Calungo hand puppet of a 'Maria Lapisaia' character. Head, hands and feet are carved from wood and painted. She has pink skin, oval eyes with black pupils, and greying black hair covered by an off-white with floral scarf. She has red lips and a rectangle-shaped moveable lower jaw that is operated by a long thin cord that extends out of the back of her head. She is wearing a long blue and white tie-dyed dress overtop of dark blue with yellow floral leggings.

History Of Use

The puppet represents a character from a form of popular puppet theatre, found in northeastern Brazil, called mamulengo.

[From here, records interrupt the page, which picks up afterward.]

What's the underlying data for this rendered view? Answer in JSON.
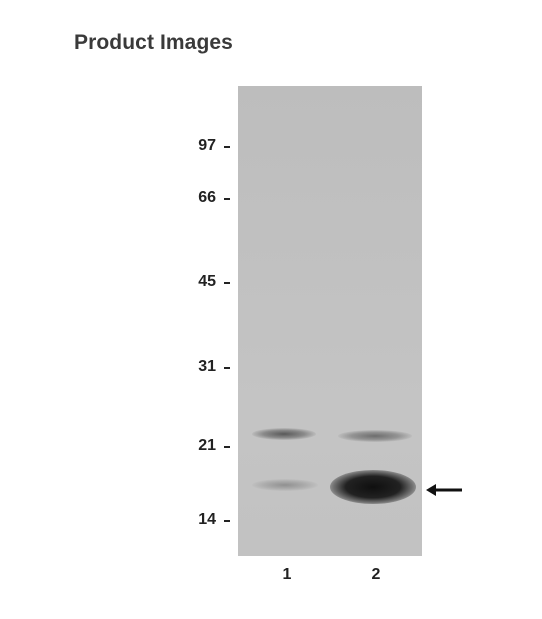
{
  "header": {
    "title": "Product Images"
  },
  "blot": {
    "markers": [
      "97",
      "66",
      "45",
      "31",
      "21",
      "14"
    ],
    "lanes": [
      "1",
      "2"
    ]
  },
  "arrow_icon": "left-arrow-icon"
}
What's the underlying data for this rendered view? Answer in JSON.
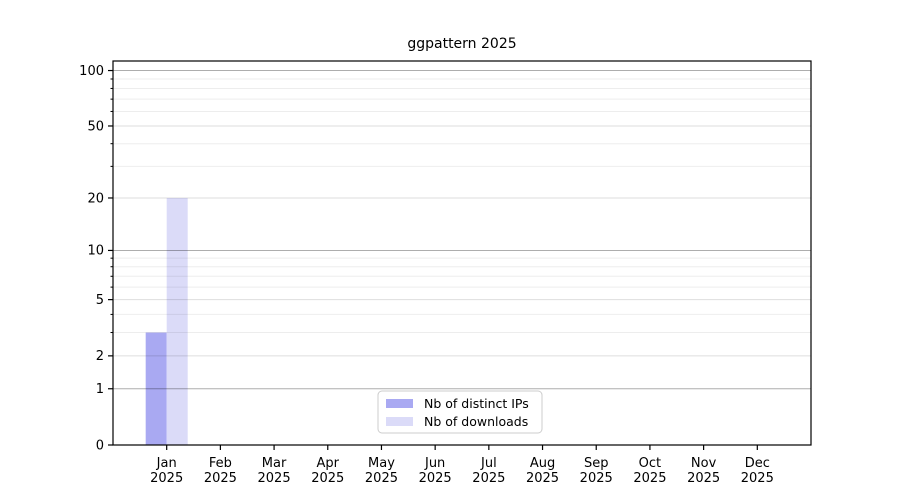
{
  "chart_data": {
    "type": "bar",
    "title": "ggpattern 2025",
    "x_categories": [
      "Jan",
      "Feb",
      "Mar",
      "Apr",
      "May",
      "Jun",
      "Jul",
      "Aug",
      "Sep",
      "Oct",
      "Nov",
      "Dec"
    ],
    "x_year": "2025",
    "series": [
      {
        "name": "Nb of distinct IPs",
        "color": "#a9a9f2",
        "values": [
          3,
          0,
          0,
          0,
          0,
          0,
          0,
          0,
          0,
          0,
          0,
          0
        ]
      },
      {
        "name": "Nb of downloads",
        "color": "#dbdbf8",
        "values": [
          20,
          0,
          0,
          0,
          0,
          0,
          0,
          0,
          0,
          0,
          0,
          0
        ]
      }
    ],
    "yscale": "log1p",
    "ylim": [
      0,
      112.6
    ],
    "yticks": [
      0,
      1,
      2,
      5,
      10,
      20,
      50,
      100
    ],
    "yticks_emphasis": [
      1,
      10,
      100
    ],
    "yminor": [
      3,
      4,
      6,
      7,
      8,
      9,
      30,
      40,
      60,
      70,
      80,
      90
    ],
    "grid": true,
    "legend_position": "inside-bottom-center"
  },
  "colors": {
    "spine": "#000000",
    "grid_major": "rgba(0,0,0,0.32)",
    "grid_mid": "rgba(0,0,0,0.13)",
    "grid_minor": "rgba(0,0,0,0.07)",
    "legend_border": "#cccccc",
    "legend_bg": "#ffffff",
    "text": "#000000"
  }
}
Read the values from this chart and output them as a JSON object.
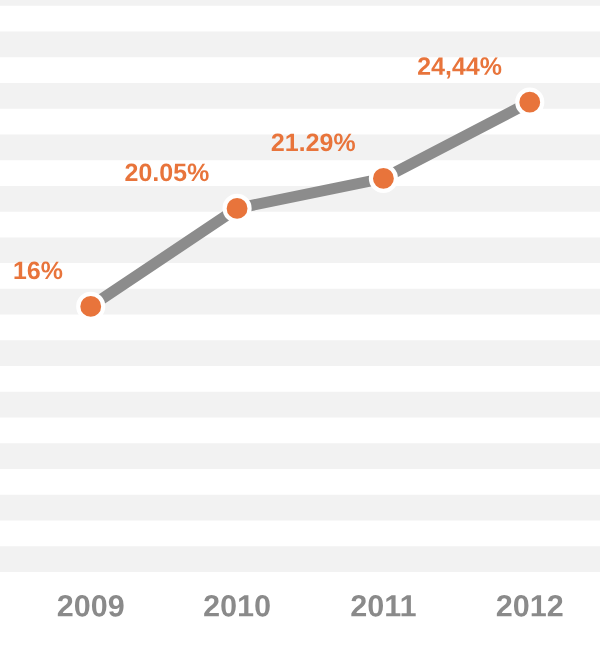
{
  "chart_data": {
    "type": "line",
    "categories": [
      "2009",
      "2010",
      "2011",
      "2012"
    ],
    "series": [
      {
        "color": "#8c8c8c",
        "values": [
          16,
          20.05,
          21.29,
          24.44
        ],
        "value_labels": [
          "16%",
          "20.05%",
          "21.29%",
          "24,44%"
        ]
      }
    ],
    "marker": "circle",
    "legend": false
  }
}
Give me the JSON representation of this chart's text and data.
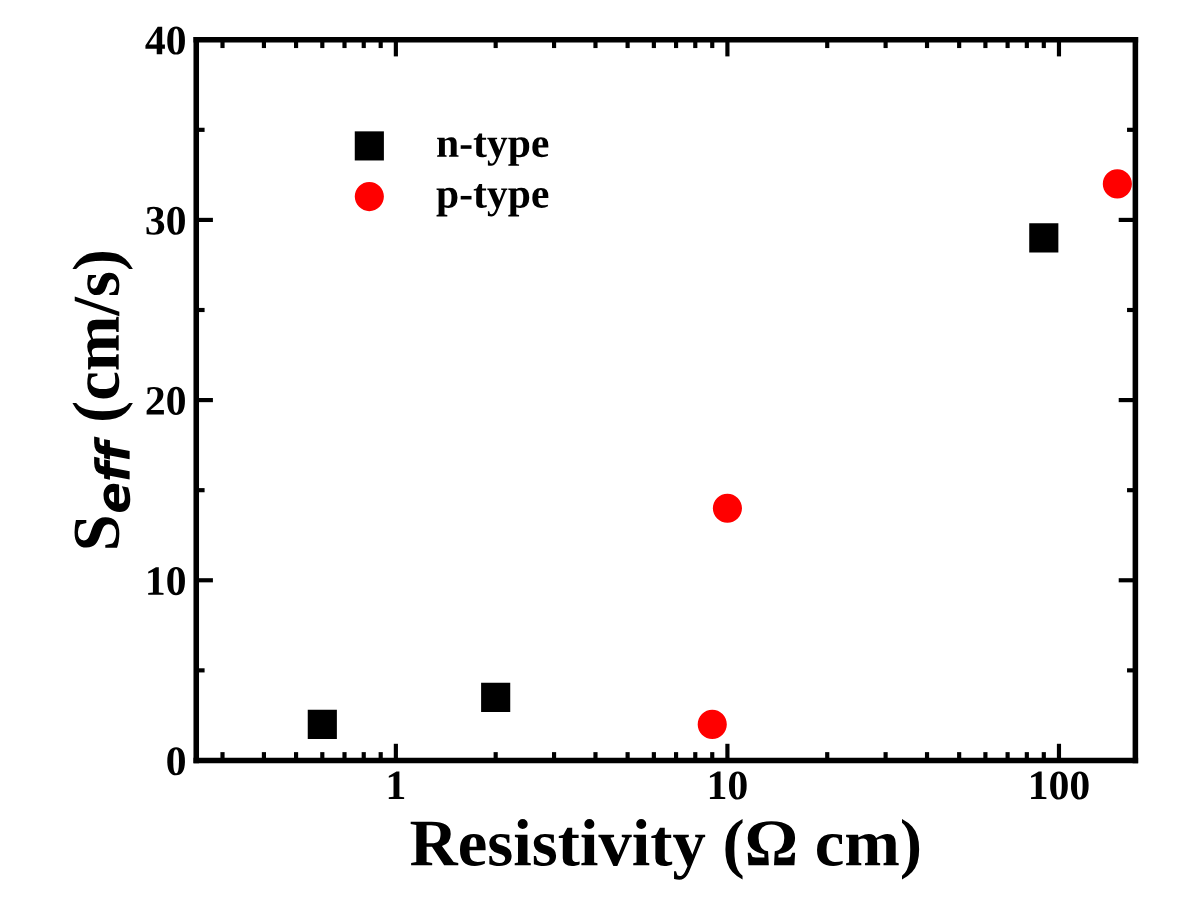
{
  "chart_data": {
    "type": "scatter",
    "xlabel": "Resistivity (Ω cm)",
    "ylabel": "S$_{eff}$ (cm/s)",
    "log": "x",
    "xlim": [
      0.25,
      170
    ],
    "xticks": [
      1,
      10,
      100
    ],
    "ylim": [
      0,
      40
    ],
    "yticks": [
      0,
      10,
      20,
      30,
      40
    ],
    "grid": false,
    "legend": "top left",
    "series": [
      {
        "name": "n-type",
        "color": "#000000",
        "marker": "square",
        "x": [
          0.6,
          2,
          90
        ],
        "values": [
          2,
          3.5,
          29
        ]
      },
      {
        "name": "p-type",
        "color": "#ff0000",
        "marker": "circle",
        "x": [
          9,
          10,
          150
        ],
        "values": [
          2,
          14,
          32
        ]
      }
    ]
  }
}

This type of theatre is prevalent in disenfranchised communities with ancestral ties to colonized Indigenous peoples and uprooted, enslaved Africans. Mamulengo performances are entertaining events that can last all night long, with puppeteers (mamulengueiros) using 70 to 100 puppets in one staging. The stages are pop-up stands (empanadas), made of brightly coloured, floral-printed cloth. The shows consist of short sequences (passagens), or skits from popular stories that expose the inequalities and dramas of everyday life, profiling stock characters such as rich landowners and peasant labourers. The whole is spun together with humour, satire, lively music, and audience commentary.